Tillandsia L., 1753 è un genere di piante angiosperme monocotiledoni appartenente alla famiglia delle Bromeliacee[1].

Conta oltre 600 specie di piante sempreverdi, perenni, adattate per vivere negli ambienti più diversi, dal deserto alle montagne, alle foreste pluviali. Comune caratteristica a questi è però la elevata temperatura ambientale, in un range che varia dal 10 ai 35 °C.[senza fonte]

Descrizione[modifica | modifica wikitesto]

Tillandsia fasciculata

Il genere comprende specie in massima parte epifite, ma anche litofite e terricole.

Comune alle diverse specie è l'ampia presenza di tricomi, strutture specializzate assorbire l'acqua che coprono le foglie, donando ad alcune specie un colore argenteo ed un aspetto vellutato.

Senza radici sotterranee, assorbono il loro nutrimento dall'umidità dell'aria, catturata tramite apposite strutture poste sull'epidermide chiamate tricomi che sono aperti quando la pianta è secca e si richiudono sopra una certa soglia di umidità per impedirne l'evaporazione: l'aspetto vellutato di queste piante è dovuto proprio ad essi.

Distribuzione e habitat[modifica | modifica wikitesto]

L'areale del genere si estende nel continente americano, dal sud degli Stati Uniti e dal Messico fino all'Argentina, passando per Mesoamerica e Caraibi[1].

Vivono generalmente sulle cime degli alberi o sulle rocce, nelle zone dove sono più diffuse è comune trovarle anche su pali e fili elettrici oltre che sulle antenne televisive.

Tassonomia[modifica | modifica wikitesto]

Lo stesso argomento in dettaglio: Specie di Tillandsia.

Il genere comprende oltre 600 specie.[1]

Alcune specie[modifica | modifica wikitesto]

Usi[modifica | modifica wikitesto]

Assieme all'umidità, le Tillandsie catturano anche il pulviscolo atmosferico che contiene agenti inquinanti.

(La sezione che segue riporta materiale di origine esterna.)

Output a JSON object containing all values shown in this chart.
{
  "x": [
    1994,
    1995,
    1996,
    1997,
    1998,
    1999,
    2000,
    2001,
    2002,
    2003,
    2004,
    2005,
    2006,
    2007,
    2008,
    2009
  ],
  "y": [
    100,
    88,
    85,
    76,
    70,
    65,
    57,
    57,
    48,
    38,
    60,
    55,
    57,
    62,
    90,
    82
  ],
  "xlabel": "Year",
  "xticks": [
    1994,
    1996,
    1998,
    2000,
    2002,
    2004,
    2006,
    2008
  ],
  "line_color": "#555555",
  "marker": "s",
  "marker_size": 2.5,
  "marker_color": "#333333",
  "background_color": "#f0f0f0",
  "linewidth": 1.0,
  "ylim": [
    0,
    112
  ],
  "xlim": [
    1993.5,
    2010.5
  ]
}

In ragione di questa proprietà, sono stati eseguiti studi volti ad esplorare l'utilizzo di queste piante come biorivelatori di inquinanti atmosferici, in particolare per rivelare gli IPA (idrocarburi policiclici aromatici), sostanze provenienti dalla incompleta combustione della benzina e del gasolio sospettate di causare il cancro.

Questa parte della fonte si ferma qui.